Janine’s work in the Jewellery Quarter documents the craftspeople and workshops at Turner and Simpson silversmiths in 1977. The company was based on Legge Lane and ceased trading just two years after these photos were taken. Janine’s work was exhibited alongside Andy Pisbury and Inès Elsa Dalal as part of the exhibition ‘Still: Stories from the Jewellery Quarter’ which was held at Iron House Gallery in 2019.
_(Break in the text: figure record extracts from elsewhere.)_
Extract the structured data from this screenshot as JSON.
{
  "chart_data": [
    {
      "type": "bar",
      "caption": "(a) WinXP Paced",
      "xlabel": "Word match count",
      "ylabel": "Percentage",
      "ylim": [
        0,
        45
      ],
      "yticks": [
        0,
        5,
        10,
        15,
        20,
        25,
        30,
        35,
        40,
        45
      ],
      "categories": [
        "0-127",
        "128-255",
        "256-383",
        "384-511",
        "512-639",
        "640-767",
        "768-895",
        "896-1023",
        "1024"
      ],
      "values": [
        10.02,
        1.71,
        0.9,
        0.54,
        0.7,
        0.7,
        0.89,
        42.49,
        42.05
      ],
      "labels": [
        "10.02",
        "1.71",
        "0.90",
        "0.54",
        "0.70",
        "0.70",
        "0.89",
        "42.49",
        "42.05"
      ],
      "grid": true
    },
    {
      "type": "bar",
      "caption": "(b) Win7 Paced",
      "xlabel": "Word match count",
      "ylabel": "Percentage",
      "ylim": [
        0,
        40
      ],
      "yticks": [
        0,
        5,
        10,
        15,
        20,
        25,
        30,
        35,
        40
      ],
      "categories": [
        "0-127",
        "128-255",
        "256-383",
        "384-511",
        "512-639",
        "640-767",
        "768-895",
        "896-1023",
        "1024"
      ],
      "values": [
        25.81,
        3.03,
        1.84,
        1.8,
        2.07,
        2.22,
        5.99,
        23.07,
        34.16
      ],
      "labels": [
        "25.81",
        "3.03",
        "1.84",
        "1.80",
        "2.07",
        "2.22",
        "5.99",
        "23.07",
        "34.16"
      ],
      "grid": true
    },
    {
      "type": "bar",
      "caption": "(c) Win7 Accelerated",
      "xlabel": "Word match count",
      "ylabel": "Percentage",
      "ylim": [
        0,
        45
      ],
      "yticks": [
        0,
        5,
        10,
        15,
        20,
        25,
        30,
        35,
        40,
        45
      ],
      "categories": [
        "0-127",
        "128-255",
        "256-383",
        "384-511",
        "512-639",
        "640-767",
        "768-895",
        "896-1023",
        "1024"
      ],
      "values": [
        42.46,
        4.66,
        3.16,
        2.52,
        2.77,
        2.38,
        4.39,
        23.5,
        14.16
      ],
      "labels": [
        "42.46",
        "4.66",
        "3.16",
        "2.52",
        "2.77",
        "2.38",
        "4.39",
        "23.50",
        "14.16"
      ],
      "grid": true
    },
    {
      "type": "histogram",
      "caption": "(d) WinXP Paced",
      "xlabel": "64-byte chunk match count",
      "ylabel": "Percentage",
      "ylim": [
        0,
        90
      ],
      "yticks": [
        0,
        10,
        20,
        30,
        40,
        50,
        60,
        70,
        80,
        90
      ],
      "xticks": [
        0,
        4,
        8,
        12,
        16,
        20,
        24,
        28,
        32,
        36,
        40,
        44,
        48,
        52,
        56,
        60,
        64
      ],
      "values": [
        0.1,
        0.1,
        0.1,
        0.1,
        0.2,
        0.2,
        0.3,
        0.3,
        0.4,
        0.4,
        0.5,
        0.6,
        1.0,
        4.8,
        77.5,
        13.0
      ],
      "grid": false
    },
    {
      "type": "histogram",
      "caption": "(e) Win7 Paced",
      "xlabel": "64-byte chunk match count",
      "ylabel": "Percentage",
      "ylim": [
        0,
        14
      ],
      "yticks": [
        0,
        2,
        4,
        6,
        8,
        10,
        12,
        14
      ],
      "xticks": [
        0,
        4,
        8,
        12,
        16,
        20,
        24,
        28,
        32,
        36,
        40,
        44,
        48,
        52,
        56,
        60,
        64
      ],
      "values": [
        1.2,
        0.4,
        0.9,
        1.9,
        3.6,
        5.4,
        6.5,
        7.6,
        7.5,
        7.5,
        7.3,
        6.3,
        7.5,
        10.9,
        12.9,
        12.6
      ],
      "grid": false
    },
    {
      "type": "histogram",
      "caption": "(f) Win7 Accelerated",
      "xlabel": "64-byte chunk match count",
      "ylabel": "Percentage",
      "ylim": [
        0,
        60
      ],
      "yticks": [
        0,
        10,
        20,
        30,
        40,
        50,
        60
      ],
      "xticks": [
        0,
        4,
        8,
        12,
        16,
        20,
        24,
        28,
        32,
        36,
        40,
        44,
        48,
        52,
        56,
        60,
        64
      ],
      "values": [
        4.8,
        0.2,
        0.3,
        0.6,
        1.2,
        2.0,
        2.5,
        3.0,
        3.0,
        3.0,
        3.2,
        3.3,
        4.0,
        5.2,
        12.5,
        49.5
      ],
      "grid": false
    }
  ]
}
When I took these photographs in 1977, Birmingham’s Jewellery Quarter was Britain’s major centre for the manufacture of gold and silver goods, tracing its origins to the beginning of the 19th century. The area was made up of many small firms, packed together within a quarter square mile. Behind the small family firms and Dickensian atmosphere however, were high powered businesses distributing throughout the world.

– Janine Wiedel

Turner and Simpson was a typical example of the cottage industries. On entering the building you went up a creaking wooden staircase, which led up to a reception desk with a young girl sealing envelopes to be sent around the world. Moving along narrow passageways and up and down squeaking steps you passed door after door, each opening onto separate, self-contained worlds. Some rooms contained seven or eight people leaning over fine, detailed work on cluttered workbenches, each butted up against the outside wall to catch every ray of light passing through the windows. Other rooms were small and dark with no windows, but had a similar atmosphere: a feeling of ownership. The rooms belonged to the workers, their tools and their machinery. The ceiling rafters and wooden floorboards took one back to the makeshift workshops of the previous century. The teapots, kettles, individualised brushes and tools all created a feeling of place where work and companionship were one.